Aprendí a volar cuando era niño. Lo hice demasiado a menudo como para necesitar mis alas y te las regalé por si querías ponértelas cuando todo te supiera a suelo y nada deseases más que enamorarte.
Estabas preciosa con esas alas. No eran ellas sino la sonrisa que dibujaban en tus labios, ajena a todo. No eran mis viejas alas de cera, casi derretidas después de muchos años queriendo dar gracias al sol por ayudarme a sobrellevar las frías madrugadas donde todo era bajo cero. Tu sonrisa se delataba unas centésimas de segundo antes por el brillo de esos ojos abiertos, un brillo adicto a descubrir algo nuevo, harto de deudas con sus dudas. Y marcabas los hoyitos de tu cara, que dejaban paso a labios-misterio, labios-esperanza, labios-carcajada. Labios-tú.

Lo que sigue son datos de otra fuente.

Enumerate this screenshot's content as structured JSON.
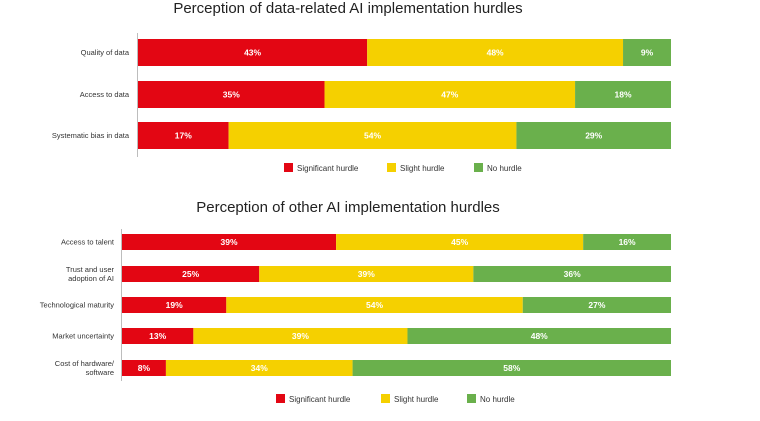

Aquella mañana, cuando me dijiste que ya no necesitabas nuestras viejas alas de cera y pensabas tirarlas, no supe qué decir. Estuve un rato sin articular palabra alguna. No rompí a llorar, no me enfadé ni nació el típico rencor de post-parto. Tú me preguntabas Qué pasa, me decías que Si quería podía quedármelas. Yo asentí, me levanté y cerré la puerta tras de mi. Por primera vez en mi vida, había sentido la necesidad de cerrar una puerta para siempre. Estaba decepcionado. No habías comprendido nada. Nunca supiste para qué sirven esas alas de cera que, evidentemente, a nadie hacen volar.